Dördüncü ve son nokta: Kendi simetriğini, aynadaki aksini yaratmakla ilgili. Şöyle yazmış Ayelet Şaked: Her teröristin ardında, onlarsız terörü sürdüremeyeceği düzinelerle erkek ve kadın duruyor. Camilerde kitleyi tahrik edenler de savaşın aktörleri, okullar için o canice müfredatları yazanlar da, barındıranlar da, araç sağlayanlar da, onları onurlandıran ve manevî destek verenler de.”

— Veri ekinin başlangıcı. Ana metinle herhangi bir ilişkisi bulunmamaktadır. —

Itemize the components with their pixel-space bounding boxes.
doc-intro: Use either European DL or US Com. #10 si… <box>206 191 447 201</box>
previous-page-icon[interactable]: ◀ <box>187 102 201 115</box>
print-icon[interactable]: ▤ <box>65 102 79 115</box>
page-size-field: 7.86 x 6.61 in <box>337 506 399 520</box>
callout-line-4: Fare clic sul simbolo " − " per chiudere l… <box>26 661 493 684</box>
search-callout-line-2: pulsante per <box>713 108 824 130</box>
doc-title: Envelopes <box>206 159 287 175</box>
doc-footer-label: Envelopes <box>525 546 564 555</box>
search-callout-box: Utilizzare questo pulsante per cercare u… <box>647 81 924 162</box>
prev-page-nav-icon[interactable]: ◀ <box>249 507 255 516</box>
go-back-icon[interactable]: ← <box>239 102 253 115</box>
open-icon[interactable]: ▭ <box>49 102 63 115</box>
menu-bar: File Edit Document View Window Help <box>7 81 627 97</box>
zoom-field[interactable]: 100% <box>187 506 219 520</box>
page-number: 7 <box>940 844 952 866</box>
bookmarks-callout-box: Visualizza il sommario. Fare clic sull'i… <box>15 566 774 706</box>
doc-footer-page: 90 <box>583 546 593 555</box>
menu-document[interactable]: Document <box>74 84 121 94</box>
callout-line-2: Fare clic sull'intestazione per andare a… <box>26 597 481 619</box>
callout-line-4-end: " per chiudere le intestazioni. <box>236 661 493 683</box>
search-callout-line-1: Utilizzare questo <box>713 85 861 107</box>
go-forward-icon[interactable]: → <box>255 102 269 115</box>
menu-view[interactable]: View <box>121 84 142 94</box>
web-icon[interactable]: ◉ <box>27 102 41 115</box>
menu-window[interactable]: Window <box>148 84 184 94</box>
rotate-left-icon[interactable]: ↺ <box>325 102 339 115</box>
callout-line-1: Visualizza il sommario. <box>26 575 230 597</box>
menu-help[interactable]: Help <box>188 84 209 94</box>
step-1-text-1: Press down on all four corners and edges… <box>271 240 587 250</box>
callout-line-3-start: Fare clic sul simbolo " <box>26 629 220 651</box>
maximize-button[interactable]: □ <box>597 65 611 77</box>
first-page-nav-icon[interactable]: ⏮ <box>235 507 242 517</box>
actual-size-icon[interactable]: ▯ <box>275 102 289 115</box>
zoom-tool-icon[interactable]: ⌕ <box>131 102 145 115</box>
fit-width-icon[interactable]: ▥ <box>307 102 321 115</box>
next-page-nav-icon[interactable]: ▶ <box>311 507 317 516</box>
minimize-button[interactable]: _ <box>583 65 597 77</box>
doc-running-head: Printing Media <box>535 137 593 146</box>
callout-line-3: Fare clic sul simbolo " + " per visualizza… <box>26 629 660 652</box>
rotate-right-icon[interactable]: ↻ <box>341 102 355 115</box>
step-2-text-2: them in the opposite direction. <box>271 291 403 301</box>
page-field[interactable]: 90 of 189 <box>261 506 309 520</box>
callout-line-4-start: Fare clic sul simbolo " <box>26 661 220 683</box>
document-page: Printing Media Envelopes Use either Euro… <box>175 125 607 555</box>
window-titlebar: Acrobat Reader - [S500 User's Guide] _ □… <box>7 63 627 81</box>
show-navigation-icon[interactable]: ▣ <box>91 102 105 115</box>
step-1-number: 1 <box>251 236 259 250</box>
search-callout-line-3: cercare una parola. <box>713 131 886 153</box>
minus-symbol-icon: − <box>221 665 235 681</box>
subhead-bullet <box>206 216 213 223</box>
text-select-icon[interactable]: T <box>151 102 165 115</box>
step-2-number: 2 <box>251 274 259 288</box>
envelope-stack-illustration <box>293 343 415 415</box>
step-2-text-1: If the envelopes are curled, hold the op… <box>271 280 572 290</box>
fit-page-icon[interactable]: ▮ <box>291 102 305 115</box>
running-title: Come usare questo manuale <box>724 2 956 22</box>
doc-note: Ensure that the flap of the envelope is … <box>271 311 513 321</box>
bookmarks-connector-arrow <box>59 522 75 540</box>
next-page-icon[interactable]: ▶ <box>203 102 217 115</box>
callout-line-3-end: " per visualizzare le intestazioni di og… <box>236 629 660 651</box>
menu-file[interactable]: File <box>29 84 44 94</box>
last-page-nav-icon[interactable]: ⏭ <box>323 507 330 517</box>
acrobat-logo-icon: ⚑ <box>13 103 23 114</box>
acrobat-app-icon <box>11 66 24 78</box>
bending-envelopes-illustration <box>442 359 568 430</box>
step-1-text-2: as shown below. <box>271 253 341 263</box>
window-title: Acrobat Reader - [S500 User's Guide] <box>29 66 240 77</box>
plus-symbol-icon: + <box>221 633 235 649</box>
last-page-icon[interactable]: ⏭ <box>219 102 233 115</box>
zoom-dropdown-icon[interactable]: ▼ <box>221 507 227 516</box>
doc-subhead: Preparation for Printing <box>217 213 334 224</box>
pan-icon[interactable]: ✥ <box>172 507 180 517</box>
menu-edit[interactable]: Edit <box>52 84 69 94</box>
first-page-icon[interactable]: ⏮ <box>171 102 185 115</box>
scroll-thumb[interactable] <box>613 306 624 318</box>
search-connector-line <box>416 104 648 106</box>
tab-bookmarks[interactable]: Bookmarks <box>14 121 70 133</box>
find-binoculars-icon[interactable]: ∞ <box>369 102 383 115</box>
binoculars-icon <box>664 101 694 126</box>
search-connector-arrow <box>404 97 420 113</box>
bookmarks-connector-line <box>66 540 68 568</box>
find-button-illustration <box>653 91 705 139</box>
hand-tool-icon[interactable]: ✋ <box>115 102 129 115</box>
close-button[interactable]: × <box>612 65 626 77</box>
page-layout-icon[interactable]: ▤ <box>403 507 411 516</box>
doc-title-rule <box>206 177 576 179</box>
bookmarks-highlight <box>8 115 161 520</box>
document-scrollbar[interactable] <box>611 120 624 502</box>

Peki, tersi de varit değil mi bunun? İnsan nasıl sınırsız bir tek-yanlılıkla kendini bu kadar suret-i haktan sayabilir; “öteki”ni görür de “kendi”ni hiç görmeyebilir? Biri de çıkıp diyemez mi: Her sömürgeci, işgalci, çocuk katili İsrail askerinin ardında, babası, annesi, sinagogu, hahamı, okulu ve öğretmenleri, Amerika’daki zengin akrabaları duruyor. Dolayısıyla bunlar da savaşçıdır; bunlardan da intikam alınması gerekir.

Demiyorlar mı zaten? Tek el şaklamaz. Bir yanda, bütün Filistinlileri düşman gören Ayelet Şaked. Diğer yanda, bütün Yahudileri düşman gören Yeni Akit. İkisi de aynı kafa. Her biri, diğerinin varlığından güç alıyor. Bize de bu felâketten nasıl çıkılabileceği konusunda başka ve şiddet dışı bir şeyler düşünmeye çalışmak kalıyor.